From: Stefan Monnier
Subject: Re: Code for cond*
Date: Sun, 25 Feb 2024 12:10:38 -0500
User-agent: Gnus/5.13 (Gnus v5.13)

>   > What makes you think so?
>   > I doubt you'd consider coders' confusion as a feature, so what makes you
>   > think people won't find it confusing (and/or get confused, even when
>   > they may not realize it's confusing)?
> It is less unnatural than the pcase patterns for the same things,
> such as `pred', so I think any confusion from it will be mild.
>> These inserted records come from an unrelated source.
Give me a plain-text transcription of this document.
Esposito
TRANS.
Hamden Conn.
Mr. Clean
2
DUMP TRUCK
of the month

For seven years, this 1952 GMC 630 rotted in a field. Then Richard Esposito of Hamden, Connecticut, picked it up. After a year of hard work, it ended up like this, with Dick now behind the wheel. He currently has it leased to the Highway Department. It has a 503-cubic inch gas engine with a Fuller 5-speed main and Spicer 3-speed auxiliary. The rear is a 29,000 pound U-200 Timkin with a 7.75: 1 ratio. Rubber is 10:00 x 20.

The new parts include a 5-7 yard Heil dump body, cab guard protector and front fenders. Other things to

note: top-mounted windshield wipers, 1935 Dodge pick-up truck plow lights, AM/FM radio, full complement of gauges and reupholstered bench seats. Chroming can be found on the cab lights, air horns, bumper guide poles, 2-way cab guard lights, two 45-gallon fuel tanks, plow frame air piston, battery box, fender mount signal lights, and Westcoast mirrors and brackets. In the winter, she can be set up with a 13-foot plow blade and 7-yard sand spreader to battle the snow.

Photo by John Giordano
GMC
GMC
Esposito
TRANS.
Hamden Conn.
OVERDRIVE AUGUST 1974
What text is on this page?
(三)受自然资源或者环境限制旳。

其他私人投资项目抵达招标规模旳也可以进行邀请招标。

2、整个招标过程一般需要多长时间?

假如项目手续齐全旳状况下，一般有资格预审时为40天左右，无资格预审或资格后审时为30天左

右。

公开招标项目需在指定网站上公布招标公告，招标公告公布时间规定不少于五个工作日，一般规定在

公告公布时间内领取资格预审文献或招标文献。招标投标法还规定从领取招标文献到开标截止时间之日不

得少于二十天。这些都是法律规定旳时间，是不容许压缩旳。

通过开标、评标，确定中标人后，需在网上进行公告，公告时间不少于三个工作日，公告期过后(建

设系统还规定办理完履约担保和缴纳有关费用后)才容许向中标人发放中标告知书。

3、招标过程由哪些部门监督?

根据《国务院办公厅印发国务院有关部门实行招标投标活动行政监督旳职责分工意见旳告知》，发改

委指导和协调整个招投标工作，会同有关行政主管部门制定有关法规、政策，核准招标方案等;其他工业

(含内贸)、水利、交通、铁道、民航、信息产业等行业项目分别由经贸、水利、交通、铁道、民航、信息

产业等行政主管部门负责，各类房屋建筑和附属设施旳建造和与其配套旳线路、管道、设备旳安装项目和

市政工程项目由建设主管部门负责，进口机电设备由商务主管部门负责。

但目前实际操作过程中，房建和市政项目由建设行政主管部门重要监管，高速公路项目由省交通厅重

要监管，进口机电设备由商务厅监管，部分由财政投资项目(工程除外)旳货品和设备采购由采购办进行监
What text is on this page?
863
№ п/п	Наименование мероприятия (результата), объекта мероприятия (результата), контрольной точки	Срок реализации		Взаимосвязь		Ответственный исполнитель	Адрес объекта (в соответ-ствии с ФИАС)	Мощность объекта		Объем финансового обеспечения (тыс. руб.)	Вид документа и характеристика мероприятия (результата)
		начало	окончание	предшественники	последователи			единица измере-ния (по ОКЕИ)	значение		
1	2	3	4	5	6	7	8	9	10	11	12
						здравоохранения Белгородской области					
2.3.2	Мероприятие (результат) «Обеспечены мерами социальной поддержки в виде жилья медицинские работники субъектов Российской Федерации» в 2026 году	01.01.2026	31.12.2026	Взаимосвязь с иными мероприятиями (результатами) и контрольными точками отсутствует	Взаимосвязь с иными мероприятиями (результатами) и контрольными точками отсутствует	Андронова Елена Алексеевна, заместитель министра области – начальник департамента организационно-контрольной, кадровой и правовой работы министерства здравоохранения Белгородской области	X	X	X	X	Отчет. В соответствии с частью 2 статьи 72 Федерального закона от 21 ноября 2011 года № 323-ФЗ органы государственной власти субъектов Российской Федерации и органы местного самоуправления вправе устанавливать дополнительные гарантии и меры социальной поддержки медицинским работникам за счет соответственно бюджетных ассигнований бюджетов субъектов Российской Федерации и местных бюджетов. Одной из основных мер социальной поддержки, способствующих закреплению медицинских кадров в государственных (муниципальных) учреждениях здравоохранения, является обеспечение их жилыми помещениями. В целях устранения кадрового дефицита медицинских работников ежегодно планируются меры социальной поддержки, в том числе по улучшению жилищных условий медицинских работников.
I for one find your syntax a lot more unnatural than the (pred
SYMBOL) syntax, so what is natural is in the eye of the beholder
(despite your use of "it is" which makes it sound like it's a plain
fact rather than an opinion).

The fact that a pattern like (< x y) will treat `y` as a reference to an
existing variable but `x` as the binding site for a new` x` variable is
what I find too risky.

That's why I suggest the use of "," as in (< ,x y) which makes the
difference more clear (and leans on the use of , in the backquote
patterns where it similarly indicates places where a new variable is
bound).

>       > Of course, there remains the question whether this usage should be
>       > the one that gets the privilege of not needing a dedicated
>       > "keyword", i.e. to allowing using it without the surrounding `pred`.
>
> I expect this to be frequent, so people will get used to it.
> Thus. the cost of learning it will be distributed across many uses,
> and users will appreciate the brevity often.

That's also what I thought about the `pcase` patterns.
Yet, 14 years alter, we still have regular threads about how its syntax
is impenetrable, so much so that you went through the trouble of
implementing a "replacement" (which ends up inventing the same wheel).